Navigating the UK’s Residential Market During the Brexit Storm

With Brexit just around the corner, industry experts at Expo Real discussed the compelling need for more housing in the U.K. and also revealed their predictions amid economic uncertainties.
“The five o’clock property tea: No exit despite Brexit?” panel at Expo Real 2019

Less than a month prior to the U.K.’s scheduled departure from the European Union, concerns about Brexit and its economic impact are intensifying across the continent. However, some aspects of the British market continue to defy expectations. Recently, London took the top spot for the 11th time since 2000 in LaSalle Investment Management’s European Regional Economic Growth Index. LaSalle called London “the continent’s leading market for future real estate occupier demand.” And demand is largely coming from tech firms, which are still drawn into the U.K.’s cosmopolitan nature, fueling housing demand at the same time.  

READ ALSO: CBRE to Boost UK Multifamily Presence

In a special panel at the Expo Real conference in Munich, real estate experts revealed how the wave of uncertainties regarding Brexit has impacted the industry during the past couple of years. Richard Bentley, head of the U.K. Real Estate Finance at commercial bank Helaba, Martin Payne, managing director of Warburg HIH Invest, Joe Sarling, Homes England’s head of research and analysis, along with Mike Bessell, senior director of Invesco Real Estate’s European research arm sipped their five o’clock property tea at the “No exit despite Brexit?” panel.

“What’s really important from our perspective is that regardless of any political discussion, regardless of the noise that’s going on right now, the fundamentals of the market remain: we have a huge undersupply of housing in the market,” said Sarling. “Our only U.K.-focused mandate is our U.K. residential funds, which is playing to exactly that shortfall,” Bessell added.

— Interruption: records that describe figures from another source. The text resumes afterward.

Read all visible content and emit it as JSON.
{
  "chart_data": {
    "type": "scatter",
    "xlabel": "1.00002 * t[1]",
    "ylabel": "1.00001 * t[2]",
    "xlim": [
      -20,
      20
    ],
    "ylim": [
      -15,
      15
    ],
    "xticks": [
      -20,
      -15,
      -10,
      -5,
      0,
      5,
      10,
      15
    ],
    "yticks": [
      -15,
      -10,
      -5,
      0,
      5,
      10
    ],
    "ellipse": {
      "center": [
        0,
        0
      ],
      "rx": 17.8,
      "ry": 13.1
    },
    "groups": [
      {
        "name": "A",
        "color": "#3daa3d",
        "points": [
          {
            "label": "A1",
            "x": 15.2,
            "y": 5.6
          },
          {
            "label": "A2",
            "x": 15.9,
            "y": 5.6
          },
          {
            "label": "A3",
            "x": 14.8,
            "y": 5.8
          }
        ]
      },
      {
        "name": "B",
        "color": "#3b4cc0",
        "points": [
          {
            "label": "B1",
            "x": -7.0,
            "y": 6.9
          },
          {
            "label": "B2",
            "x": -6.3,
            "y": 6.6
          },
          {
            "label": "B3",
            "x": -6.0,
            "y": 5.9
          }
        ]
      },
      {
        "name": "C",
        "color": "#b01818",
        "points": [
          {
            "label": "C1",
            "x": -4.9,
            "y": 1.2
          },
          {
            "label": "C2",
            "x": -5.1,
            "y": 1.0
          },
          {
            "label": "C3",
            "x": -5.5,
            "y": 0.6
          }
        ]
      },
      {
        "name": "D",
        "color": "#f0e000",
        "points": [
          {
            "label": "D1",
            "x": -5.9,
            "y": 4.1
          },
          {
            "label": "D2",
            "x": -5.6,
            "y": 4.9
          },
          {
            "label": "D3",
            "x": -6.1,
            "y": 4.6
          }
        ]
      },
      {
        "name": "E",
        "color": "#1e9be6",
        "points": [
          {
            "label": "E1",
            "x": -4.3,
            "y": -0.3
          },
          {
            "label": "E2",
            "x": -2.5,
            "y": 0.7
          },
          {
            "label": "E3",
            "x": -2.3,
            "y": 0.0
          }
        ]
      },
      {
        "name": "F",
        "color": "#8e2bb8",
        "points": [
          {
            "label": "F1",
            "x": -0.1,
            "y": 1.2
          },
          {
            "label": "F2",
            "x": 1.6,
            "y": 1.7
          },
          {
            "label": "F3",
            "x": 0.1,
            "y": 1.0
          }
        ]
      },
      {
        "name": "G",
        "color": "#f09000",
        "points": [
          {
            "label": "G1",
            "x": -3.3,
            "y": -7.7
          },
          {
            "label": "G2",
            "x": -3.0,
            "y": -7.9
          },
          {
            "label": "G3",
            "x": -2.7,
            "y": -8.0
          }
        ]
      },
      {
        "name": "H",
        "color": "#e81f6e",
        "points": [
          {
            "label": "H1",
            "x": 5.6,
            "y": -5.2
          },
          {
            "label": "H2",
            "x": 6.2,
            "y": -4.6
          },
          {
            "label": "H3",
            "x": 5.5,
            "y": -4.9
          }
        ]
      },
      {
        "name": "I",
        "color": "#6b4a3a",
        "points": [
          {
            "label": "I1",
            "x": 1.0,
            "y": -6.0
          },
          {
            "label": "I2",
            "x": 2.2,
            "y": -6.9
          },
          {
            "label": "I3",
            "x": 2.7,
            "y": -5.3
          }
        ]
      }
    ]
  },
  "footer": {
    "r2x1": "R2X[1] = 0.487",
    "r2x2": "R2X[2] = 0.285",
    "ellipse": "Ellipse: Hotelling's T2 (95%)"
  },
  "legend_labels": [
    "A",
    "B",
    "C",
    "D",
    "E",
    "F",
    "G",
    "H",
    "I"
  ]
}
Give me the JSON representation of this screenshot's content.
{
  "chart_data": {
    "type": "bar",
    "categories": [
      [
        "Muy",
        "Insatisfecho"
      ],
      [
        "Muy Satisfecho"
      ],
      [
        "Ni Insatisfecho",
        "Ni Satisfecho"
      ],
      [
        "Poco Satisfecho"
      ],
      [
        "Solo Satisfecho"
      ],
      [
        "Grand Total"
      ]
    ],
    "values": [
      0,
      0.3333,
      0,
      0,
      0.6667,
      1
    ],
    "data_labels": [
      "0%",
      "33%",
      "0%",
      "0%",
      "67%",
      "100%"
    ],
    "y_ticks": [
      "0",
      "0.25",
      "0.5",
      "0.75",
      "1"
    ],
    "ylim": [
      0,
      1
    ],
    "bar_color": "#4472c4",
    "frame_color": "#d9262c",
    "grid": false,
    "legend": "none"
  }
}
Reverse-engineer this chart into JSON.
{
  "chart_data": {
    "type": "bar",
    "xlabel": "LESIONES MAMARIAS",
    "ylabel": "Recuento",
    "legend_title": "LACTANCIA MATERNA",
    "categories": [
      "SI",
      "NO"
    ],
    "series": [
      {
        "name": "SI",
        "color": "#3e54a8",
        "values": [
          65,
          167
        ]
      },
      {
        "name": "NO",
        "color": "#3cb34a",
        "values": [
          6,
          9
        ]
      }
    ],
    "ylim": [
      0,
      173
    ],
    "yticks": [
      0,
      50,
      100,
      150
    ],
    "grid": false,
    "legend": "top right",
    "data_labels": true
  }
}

On the upside, the government’s housing delivery agency sees persisting strong demand. “It’s not necessarily all doom and gloom. We have the ambition to deliver 300,000 homes each and every year and at the moment we’re at about 246,000. That’s an annual high. So we’ve done phenomenally well and yet we’re still 50,000 short.”

Investors pressed pause

Given the looming concerns about the return on investment, transaction volumes in London have hit the brakes. “It’s been a frustrating year. My job is to deploy capital into the U.K. market from German institutions and they just haven’t been doing that. There have been some deals, but they’ve been a few. And that’s against the backdrop of all our fundamentals in the U.K. that suggest that there still are opportunities,“ Payne noted. He added that the investors’ low appetite shows that London is now a dysfunctional market. Additionally, Bentley revealed that transactions are now mostly refinancing deals rather than new acquisitions.

All four industry experts agreed that uncertainties need to disappear in order for the market to pick up. “The negative sentiment needs do end”, Bessell said. Payne went even further and anticipated that Britain might soon be going through a general election process and a second Brexit referendum.